Rights Group Warns Against ‘Foxes Guarding the Chickens’; Opposes U.N. Rights Council Seats for China, Cuba, Russia, Saudi Arabia

PRESS RELEASE

UN Watch Concerned About Stalled Geneva Bid for Special Session on Sri Lanka Killings

New York, May 12, 2009 — The expected reelection today of China, Cuba, Russia and Saudi Arabia to the U.N. Human Rights Council, despite their much-criticized human rights records, means that, “once again, it will be the foxes guarding the chickens,” said Hillel Neuer, executive director of UN Watch, a Geneva-based human rights monitoring group.

 

Neuer said U.S. engagement with the council “could make somewhat of a difference, if the U.S. acts vigorously to protect principles now under assault, such as freedom of speech, and if it initiates resolutions and special sessions to put a spotlight on genocide in Sudan, religious repression in China, execution of gays in Iran, and other gross abuses that are today being completely ignored.”
Meanwhile, in Geneva, the council’s credibility is at stake as a bid to convene an emergency session on killings by Sri Lanka is failing to muster the needed support of 16 out of 47 council members.

 

So far, reports UN Watch, 14 have signed on: Argentina, Bosnia, Canada, France, Germany, Italy, Mexico, Netherlands, Korea, Slovakia, Slovenia, Switzerland, U.K. and Uruguay. But Ukraine, Japan and Chile have not.

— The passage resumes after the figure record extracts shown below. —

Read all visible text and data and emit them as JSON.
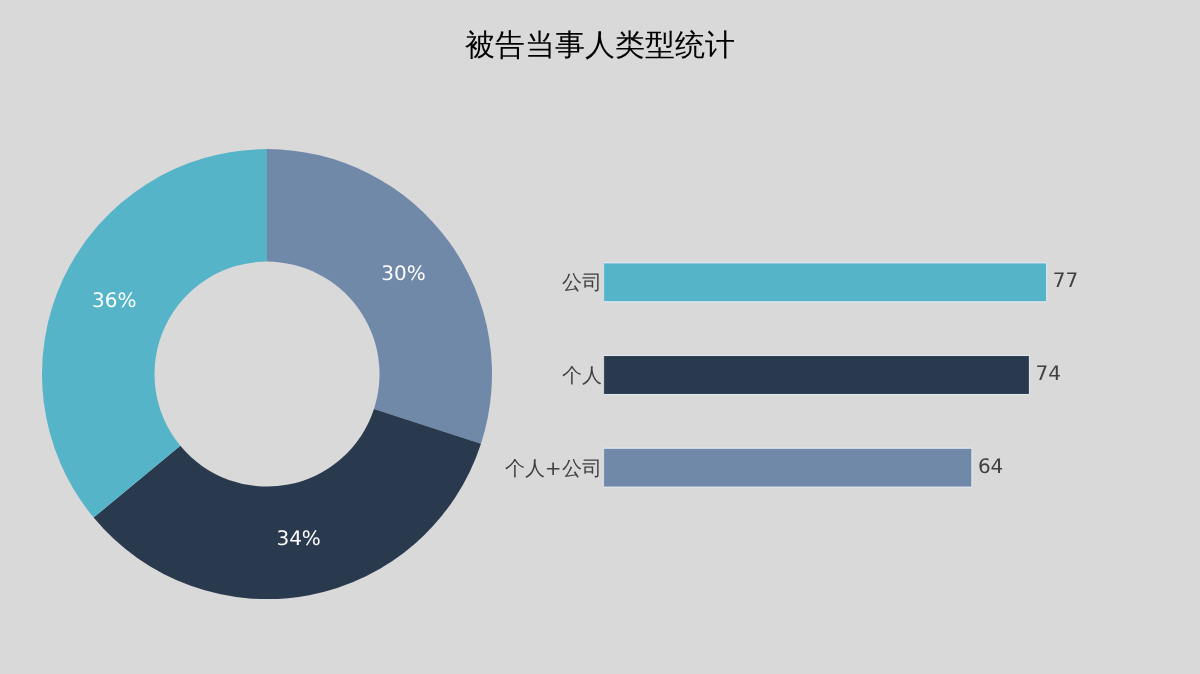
{
  "chart_data": [
    {
      "type": "donut",
      "title": "被告当事人类型统计",
      "categories": [
        null,
        null,
        null
      ],
      "values": [
        30,
        34,
        36
      ],
      "colors": [
        "#7189a8",
        "#2a3a4e",
        "#56b4c8"
      ],
      "value_labels": [
        "30%",
        "34%",
        "36%"
      ]
    },
    {
      "type": "bar",
      "orientation": "horizontal",
      "categories": [
        "公司",
        "个人",
        "个人+公司"
      ],
      "values": [
        77,
        74,
        64
      ],
      "colors": [
        "#56b4c8",
        "#2a3a4e",
        "#7189a8"
      ],
      "tick_labels": "y",
      "data_labels": true
    }
  ]
}
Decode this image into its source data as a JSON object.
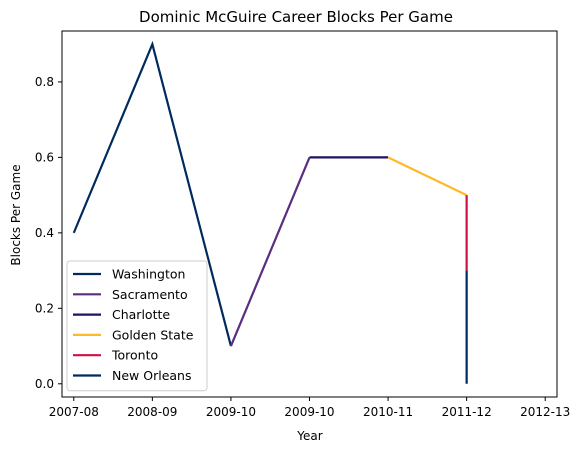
{
  "chart_data": {
    "type": "line",
    "title": "Dominic McGuire Career Blocks Per Game",
    "xlabel": "Year",
    "ylabel": "Blocks Per Game",
    "x_ticks": [
      "2007-08",
      "2008-09",
      "2009-10",
      "2009-10",
      "2010-11",
      "2011-12",
      "2012-13"
    ],
    "y_ticks": [
      "0.0",
      "0.2",
      "0.4",
      "0.6",
      "0.8"
    ],
    "ylim": [
      -0.035,
      0.935
    ],
    "xlim": [
      -0.15,
      6.15
    ],
    "grid": false,
    "legend_position": "lower-left",
    "series": [
      {
        "name": "Washington",
        "color": "#002b5c",
        "points": [
          {
            "x": 0,
            "y": 0.4
          },
          {
            "x": 1,
            "y": 0.9
          },
          {
            "x": 2,
            "y": 0.1
          }
        ]
      },
      {
        "name": "Sacramento",
        "color": "#5a2d81",
        "points": [
          {
            "x": 2,
            "y": 0.1
          },
          {
            "x": 3,
            "y": 0.6
          }
        ]
      },
      {
        "name": "Charlotte",
        "color": "#1d1160",
        "points": [
          {
            "x": 3,
            "y": 0.6
          },
          {
            "x": 4,
            "y": 0.6
          }
        ]
      },
      {
        "name": "Golden State",
        "color": "#fdb927",
        "points": [
          {
            "x": 4,
            "y": 0.6
          },
          {
            "x": 5,
            "y": 0.5
          }
        ]
      },
      {
        "name": "Toronto",
        "color": "#ce1141",
        "points": [
          {
            "x": 5,
            "y": 0.5
          },
          {
            "x": 5,
            "y": 0.3
          }
        ]
      },
      {
        "name": "New Orleans",
        "color": "#002b5c",
        "points": [
          {
            "x": 5,
            "y": 0.3
          },
          {
            "x": 5,
            "y": 0.0
          }
        ]
      }
    ]
  }
}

Geneva insiders report that Sri Lanka’s ambassador in Geneva is threatening countries with a break in diplomatic relations if they suport the special session.

 

In New York at the General Assembly today, more than a third of the countries vying for seats on the United Nations Human Rights Council have dismal human rights records that should disqualify them from membership, according to a report released at the U.N. last week by UN Watch and Freedom House.

 

The report warns that at least four of the eight countries in question—Bangladesh, China, Cuba and Saudi Arabia—are virtually guaranteed seats in today’s election because of a lack of competition from more democratic countries. Click here for new report.

 

“The U.N. squanders a golden opportunity to promote human rights when it once again chooses the worst offenders to run its highest human rights body,” said Neuer. “This will send absolutely the worst message to victims worldwide — oppressed women in Saudi Arabia, jailed journalists in Cubua — and lend false international credibility to repressive governments that routinely violate the rights of their own citizens.”

 

Dissidents and former political prisoners from Cuba and Saudi Arabia joined the two rights groups last week in rejecting the candidacies of their countries.

 

“As someone who suffered for 19 years from the Castro regime’s beatings, solitary confinement, and inhumane treatment, I urge the U.N. to reject Cuba’s candidacy next week,” said Guillermo Estevez, who showed the crowd his scars from beatings by Cuban authorities.

 

“For encouraging independent journalism in Cuba, agents harassed, stalked and beat me,” said 25-year old Liannis Merino, who left for the U.S. two years ago.

 

Ali Al-Ahmed of the Gulf Affairs Council said that Saudi Arabia, his native country, was one of the worst violators of human rights in the world, where basic freedoms are completely denied and women and minorities subjected to massive and systematic discrimination. Al-Ahmed and other members of his family were political prisoners in Saudi Arabia.

 

The report by UN Watch and Freedom House came as the UN General Assembly today prepared to elect 18 new Human Rights Council members, or one-third of the body’s membership. Each regional group is apportioned a specific number of seats. However, in three of the five regional groups — Asia, Latin America and Western Europe — the number of countries running does not exceed the number of open seats.

 

The study described eight countries as not qualified, including Azerbaijan, Bangladesh, Cameroon, China, Cuba, Djibouti, Russia and Saudi Arabia. All of these countries are incumbent candidates. In addition, the report questioned the eligibility of Jordan, Kenya, Kyrgyzstan, Nigeria and Senegal, whose human rights records are mixed.

 

UN Watch and Freedom House evaluated each of the 20 candidates based on its record of human rights protection at home and its record of human rights promotion at the UN. The evaluation cited a range of sources including country rankings by Freedom House, UN Watch voting analyses, reports from Reporters San Frontières, The Economist, Democracy Index, and the Democracy Coalition Project.